How his parents could cause him so much angst at this age after the things he’d been through was very much a mystery to J. He was an adult. He had nearly starved and survived. He had been beaten and survived. He had battled intelluctually with the nation’s leaders, well intellectually might be a stretch since when it came to nation’s leaders he had mostly been part of a screaming mob, but he had certainly battled intelluctually with local leaders. He had fought for peace. He had voted. He had avoided criminal prosecution. What, J wondered, did it take for his parents to see him as a grown up. He wondered if they could ever see it. He wondered if he could be around when they did. Even the front seat seemed small at the moment. It seemed crowded. He glanced back to see if he was close to his mom’s legs. He tried to push the seat back, but it went no further. His arms started to itch again. He took a swig of his YooHoo, folded his arms and pouted silently.
They rolled slowly through Illinois and into Missouri. The Arch, the gateway to the West, waved hello beneath the twilight sky. J nodded his hello. He’d always been a little suspicious of the Arch. It was big and metal and symbolized something that was neither big nor metal. It didn’t quite make sense. Was it a giant straw near its breaking point? Was it one of the bendy things in a stage coach heading to the new frontier? Was it manifest destiny brought to bear by Eero Saarinen? J had no idea, and it bothered him just a little bit.
As they cruised beyond the city life and back into the plainness of the Plains, darkness blanketed them. The needle remained at 55. The radio was playing Oldies and J was slipping in and out of sleep. Somewhere about Kingdom City, he saw a hitchhiker that looked a lot like Jimmie. Men in ragged clothes in the dark have a tendency to look a lot like men that wear ragged clothes, but the shape, the thumb, something had caught J’s eye.
“Can we pick up a hitchhiker?” J asked sincerely.
“Those murderers and perverts,” his mother gasped.
“I don’t think so.” his father said unamused.
J turned and looked at his mother. She had just generalized and insulted a whole group of people who J wasn’t readily able to separate himself from (the hitchhiker, not the murderer or the pervert, that would be a very different story).
He turned to look at his focused and driven driver of a father. He didn’t care where they were going at 55 miles per hour, he had to get out in a hurry.
He grabbed his bag from the backseat.
“Mom. Dad. This isn’t my life.” J said as calmly as he could. “I have to get out.”

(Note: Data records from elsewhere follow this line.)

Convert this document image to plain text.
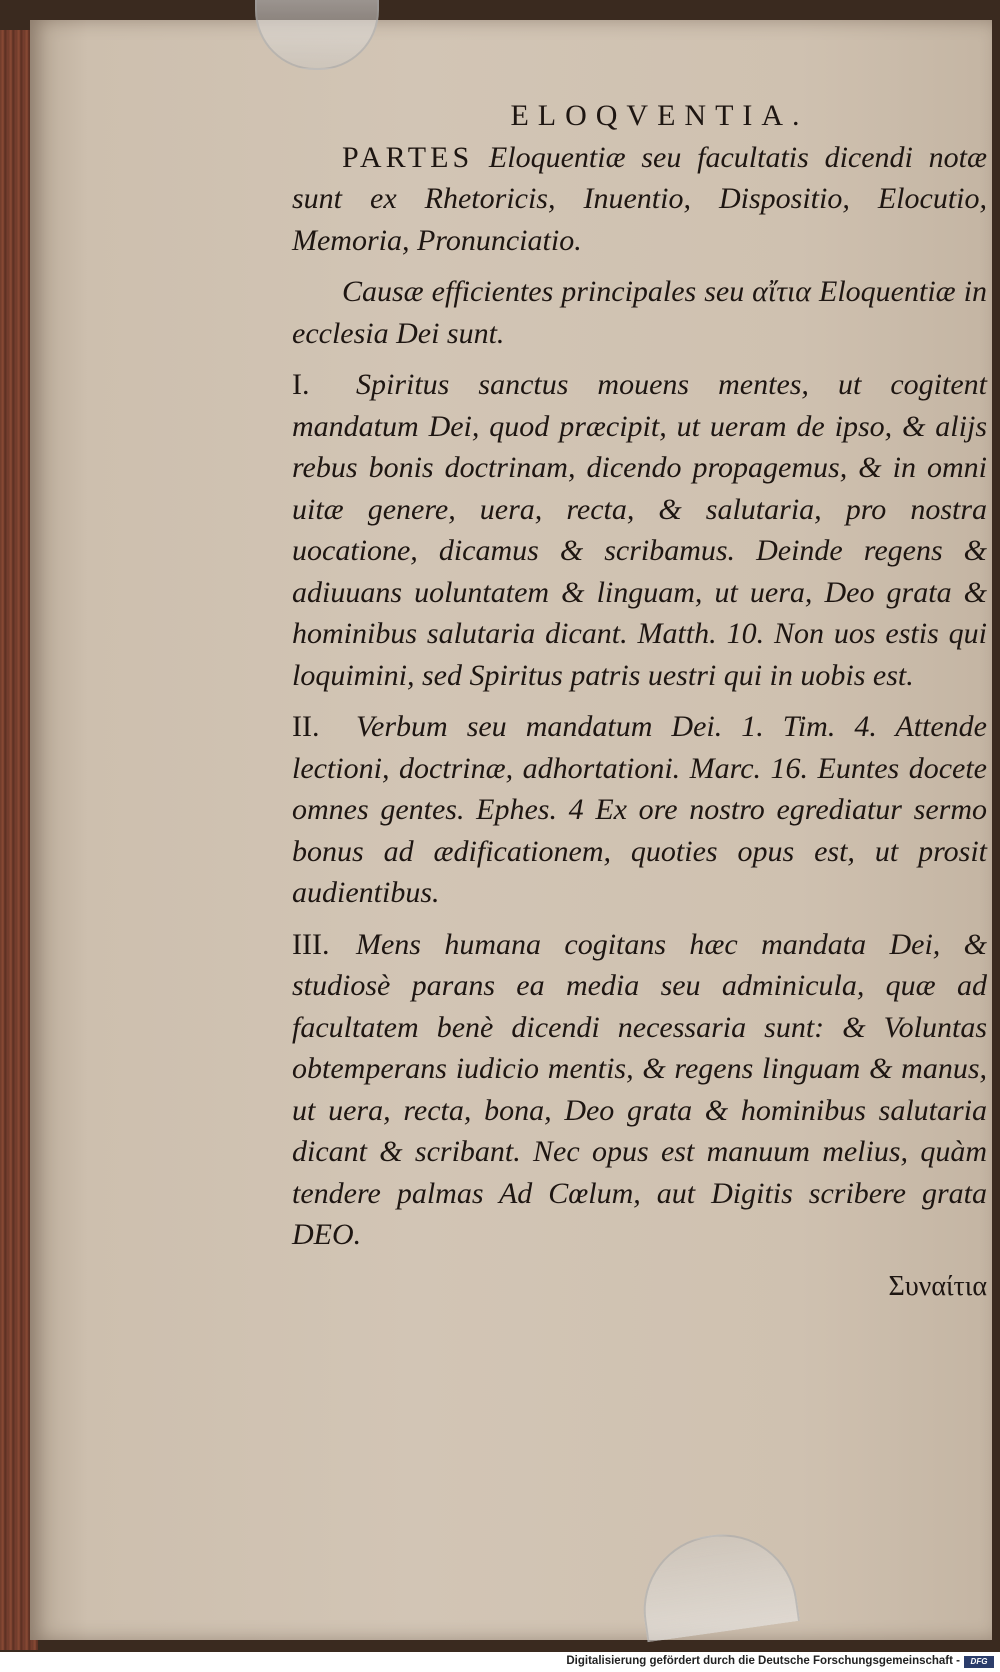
ELOQVENTIA.

PARTES Eloquentiæ seu facultatis dicendi notæ sunt ex Rhetoricis, Inuentio, Dispositio, Elocutio, Memoria, Pronunciatio.

Causæ efficientes principales seu αἴτια Eloquentiæ in ecclesia Dei sunt.

I. Spiritus sanctus mouens mentes, ut cogitent mandatum Dei, quod præcipit, ut ueram de ipso, & alijs rebus bonis doctrinam, dicendo propagemus, & in omni uitæ genere, uera, recta, & salutaria, pro nostra uocatione, dicamus & scribamus. Deinde regens & adiuuans uoluntatem & linguam, ut uera, Deo grata & hominibus salutaria dicant. Matth. 10. Non uos estis qui loquimini, sed Spiritus patris uestri qui in uobis est.

II. Verbum seu mandatum Dei. 1. Tim. 4. Attende lectioni, doctrinæ, adhortationi. Marc. 16. Euntes docete omnes gentes. Ephes. 4 Ex ore nostro egrediatur sermo bonus ad ædificationem, quoties opus est, ut prosit audientibus.

III. Mens humana cogitans hæc mandata Dei, & studiosè parans ea media seu adminicula, quæ ad facultatem benè dicendi necessaria sunt: & Voluntas obtemperans iudicio mentis, & regens linguam & manus, ut uera, recta, bona, Deo grata & hominibus salutaria dicant & scribant. Nec opus est manuum melius, quàm tendere palmas Ad Cœlum, aut Digitis scribere grata DEO.

Συναίτια
Digitalisierung gefördert durch die Deutsche Forschungsgemeinschaft -	DFG
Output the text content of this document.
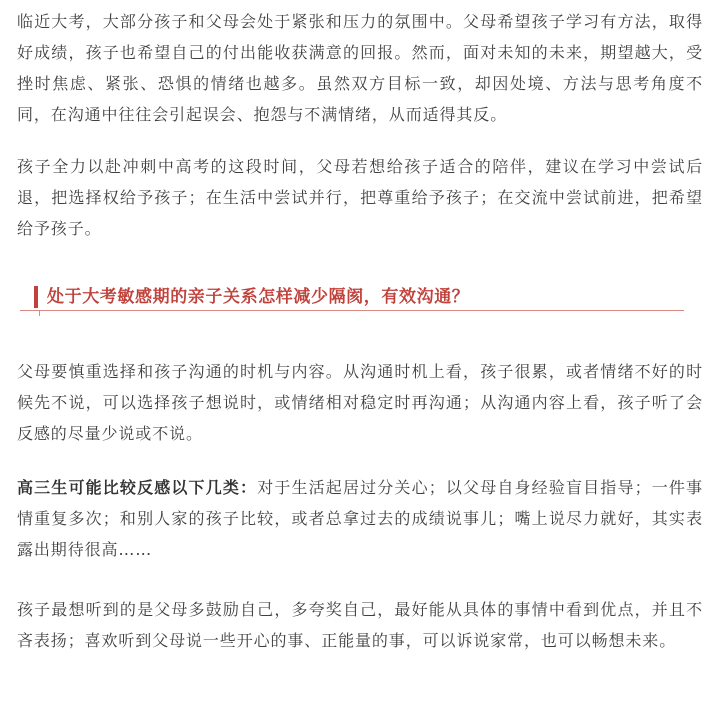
临近大考，大部分孩子和父母会处于紧张和压力的氛围中。父母希望孩子学习有方法，取得好成绩，孩子也希望自己的付出能收获满意的回报。然而，面对未知的未来，期望越大，受挫时焦虑、紧张、恐惧的情绪也越多。虽然双方目标一致，却因处境、方法与思考角度不同，在沟通中往往会引起误会、抱怨与不满情绪，从而适得其反。

孩子全力以赴冲刺中高考的这段时间，父母若想给孩子适合的陪伴，建议在学习中尝试后退，把选择权给予孩子；在生活中尝试并行，把尊重给予孩子；在交流中尝试前进，把希望给予孩子。

处于大考敏感期的亲子关系怎样减少隔阂，有效沟通？

父母要慎重选择和孩子沟通的时机与内容。从沟通时机上看，孩子很累，或者情绪不好的时候先不说，可以选择孩子想说时，或情绪相对稳定时再沟通；从沟通内容上看，孩子听了会反感的尽量少说或不说。

高三生可能比较反感以下几类：对于生活起居过分关心；以父母自身经验盲目指导；一件事情重复多次；和别人家的孩子比较，或者总拿过去的成绩说事儿；嘴上说尽力就好，其实表露出期待很高……

孩子最想听到的是父母多鼓励自己，多夸奖自己，最好能从具体的事情中看到优点，并且不吝表扬；喜欢听到父母说一些开心的事、正能量的事，可以诉说家常，也可以畅想未来。
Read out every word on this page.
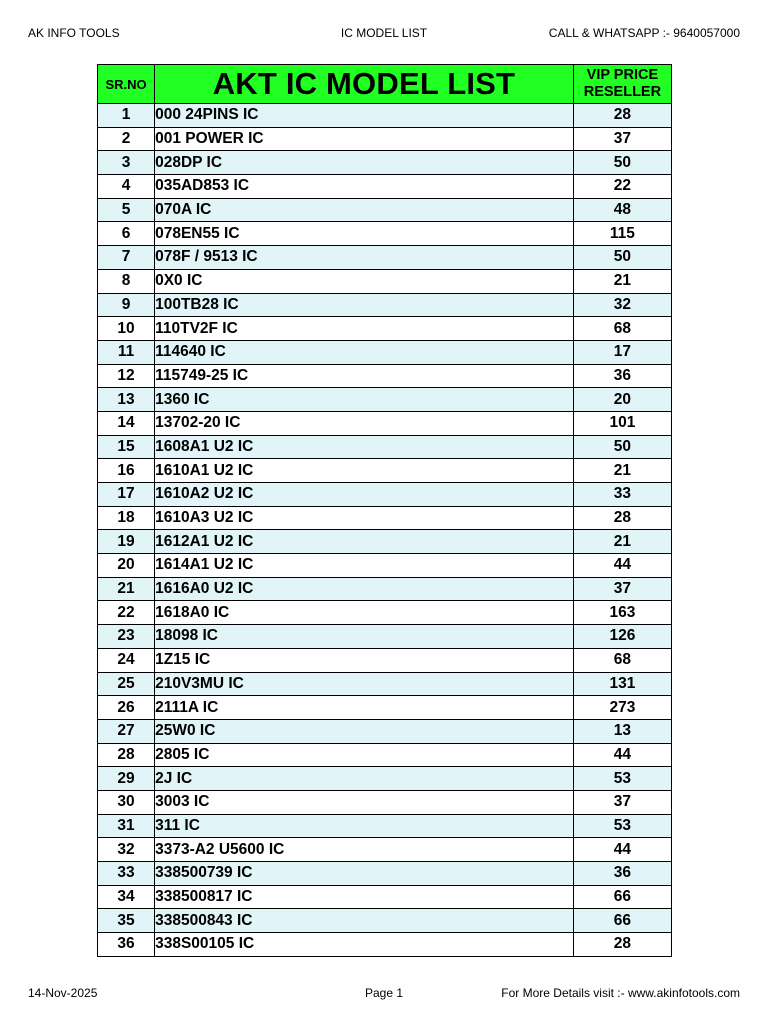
AK INFO TOOLS	IC MODEL LIST	CALL & WHATSAPP :- 9640057000
SR.NO	AKT IC MODEL LIST	VIP PRICE
RESELLER

1	000 24PINS IC	28
2	001 POWER IC	37
3	028DP IC	50
4	035AD853 IC	22
5	070A IC	48
6	078EN55 IC	115
7	078F / 9513 IC	50
8	0X0 IC	21
9	100TB28 IC	32
10	110TV2F IC	68
11	114640 IC	17
12	115749-25 IC	36
13	1360 IC	20
14	13702-20 IC	101
15	1608A1 U2 IC	50
16	1610A1 U2 IC	21
17	1610A2 U2 IC	33
18	1610A3 U2 IC	28
19	1612A1 U2 IC	21
20	1614A1 U2 IC	44
21	1616A0 U2 IC	37
22	1618A0 IC	163
23	18098 IC	126
24	1Z15 IC	68
25	210V3MU IC	131
26	2111A IC	273
27	25W0 IC	13
28	2805 IC	44
29	2J IC	53
30	3003 IC	37
31	311 IC	53
32	3373-A2 U5600 IC	44
33	338500739 IC	36
34	338500817 IC	66
35	338500843 IC	66
36	338S00105 IC	28
14-Nov-2025	Page 1	For More Details visit :- www.akinfotools.com
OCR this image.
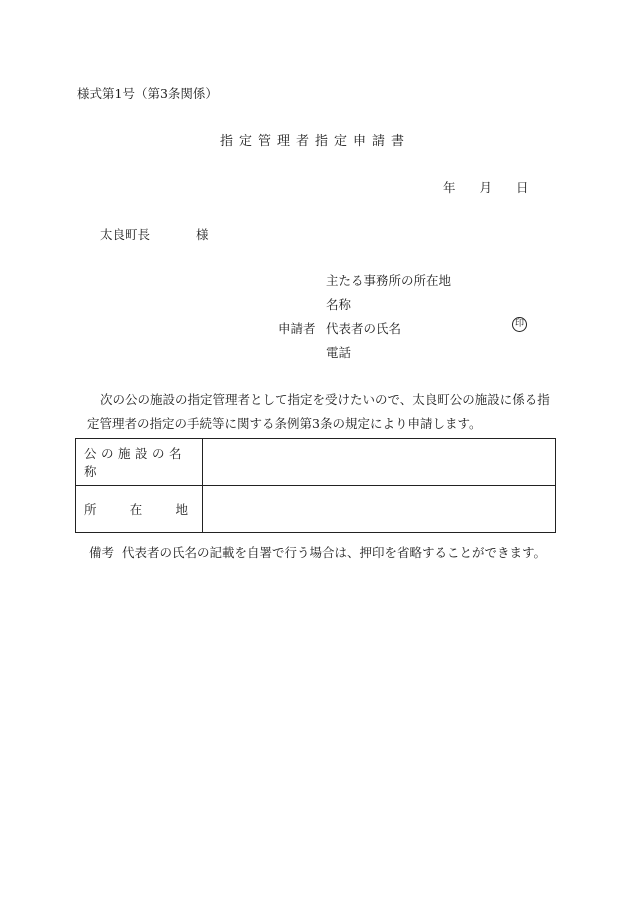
様式第1号（第3条関係）
指定管理者指定申請書
年 月 日
太良町長	様
申請者
主たる事務所の所在地
名称
代表者の氏名
電話
印

次の公の施設の指定管理者として指定を受けたいので、太良町公の施設に係る指定管理者の指定の手続等に関する条例第3条の規定により申請します。

公の施設の名称	

所 在 地	

備考 代表者の氏名の記載を自署で行う場合は、押印を省略することができます。
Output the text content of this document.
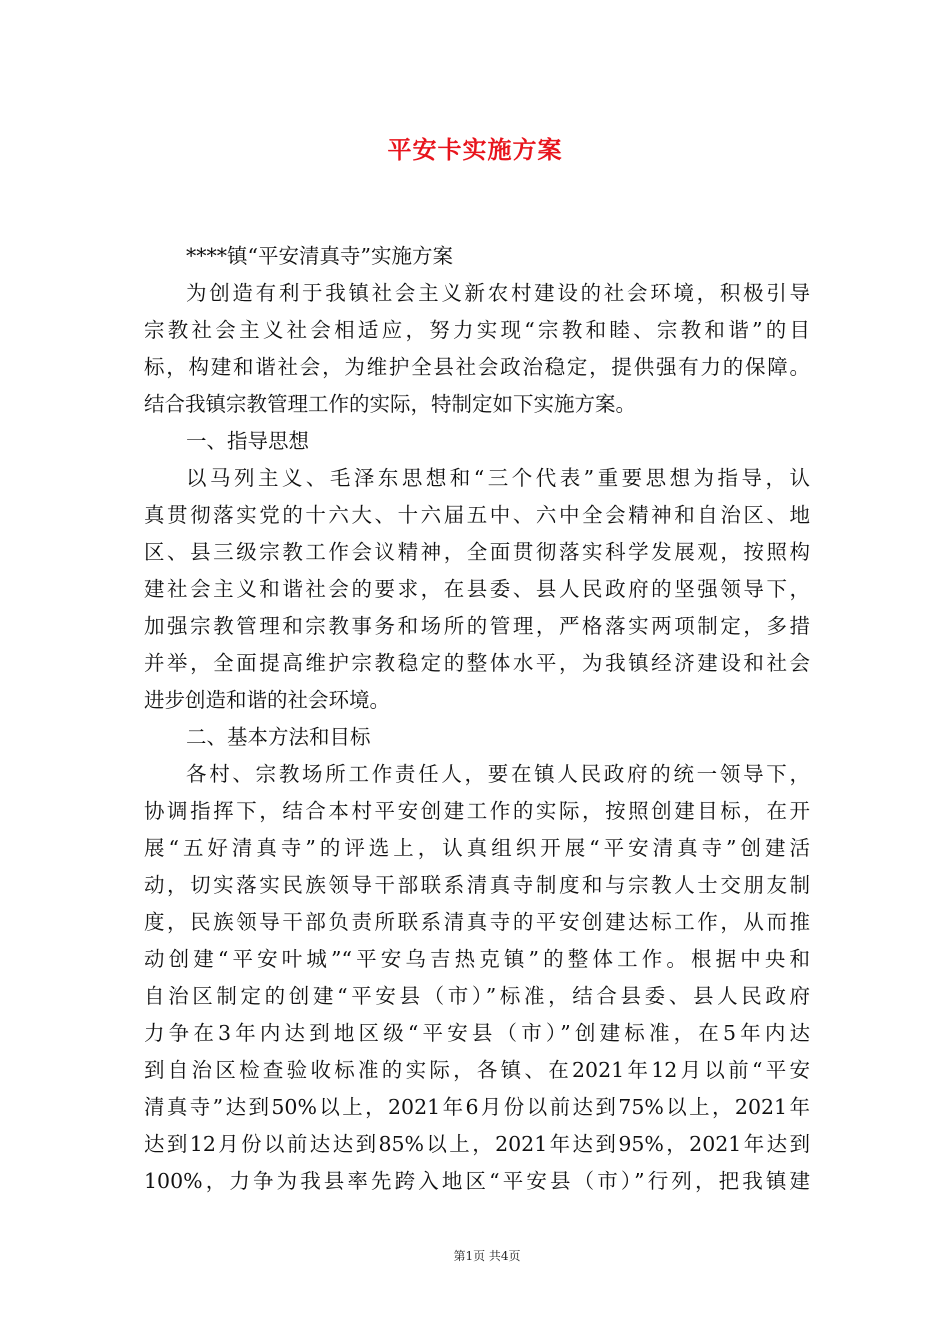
平安卡实施方案
****镇“平安清真寺”实施方案
为创造有利于我镇社会主义新农村建设的社会环境，积极引导
宗教社会主义社会相适应，努力实现“宗教和睦、宗教和谐”的目
标，构建和谐社会，为维护全县社会政治稳定，提供强有力的保障。
结合我镇宗教管理工作的实际，特制定如下实施方案。
一、指导思想
以马列主义、毛泽东思想和“三个代表”重要思想为指导，认
真贯彻落实党的十六大、十六届五中、六中全会精神和自治区、地
区、县三级宗教工作会议精神，全面贯彻落实科学发展观，按照构
建社会主义和谐社会的要求，在县委、县人民政府的坚强领导下，
加强宗教管理和宗教事务和场所的管理，严格落实两项制定，多措
并举，全面提高维护宗教稳定的整体水平，为我镇经济建设和社会
进步创造和谐的社会环境。
二、基本方法和目标
各村、宗教场所工作责任人，要在镇人民政府的统一领导下，
协调指挥下，结合本村平安创建工作的实际，按照创建目标，在开
展“五好清真寺”的评选上，认真组织开展“平安清真寺”创建活
动，切实落实民族领导干部联系清真寺制度和与宗教人士交朋友制
度，民族领导干部负责所联系清真寺的平安创建达标工作，从而推
动创建“平安叶城”“平安乌吉热克镇”的整体工作。根据中央和
自治区制定的创建“平安县（市）”标准，结合县委、县人民政府
力争在3年内达到地区级“平安县（市）”创建标准，在5年内达
到自治区检查验收标准的实际，各镇、在2021年12月以前“平安
清真寺”达到50%以上，2021年6月份以前达到75%以上，2021年
达到12月份以前达达到85%以上，2021年达到95%，2021年达到
100%，力争为我县率先跨入地区“平安县（市）”行列，把我镇建
第1页 共4页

As J reached for the car door handle his father slammed on the breaks and skidded toward the shoulder. All three of them were thrown forward in shock.
“Walter!” his mother hollered when they slid to a stop.
J’s dad got out of the car and walked around to the passenger side. He opened the door slowly.
“Kiss your mother goodbye,” he said.
J reached back and gave her a peck on the lips. He turned back around and his father stepped back from the door. J stood. His father reached out his hand to shake J’s, but as J reached out to shake it, the hand continued around J’s back where it met its partner as Mr. Jones hugged J quickly, coldly, but firmly.
He let go and said, “It’s ok to call once in a while.”
J stood stunned by the stop, by the hug, by the words.
His father shut the passenger door, walked briskly around to the driver’s side door and got in. The brake lights went off and the mazda drove off, no doubt reaching 55 miles per hour as it headed on into the darkness.
J continued to watch the taillights as they faded away. He was nowhere on Interstate 70. He was rideless, homeless, jobless, but not quite family-less. J stared up at the speckles in the sky. He stared across the highway and then across the dark hills around him. He looked to the West and then he looked to the East. Checking the traffic once more, he darted across the highway, all four lanes, looked back for any oncoming headlights, popped his thumb into the air and settled into a brisk walk.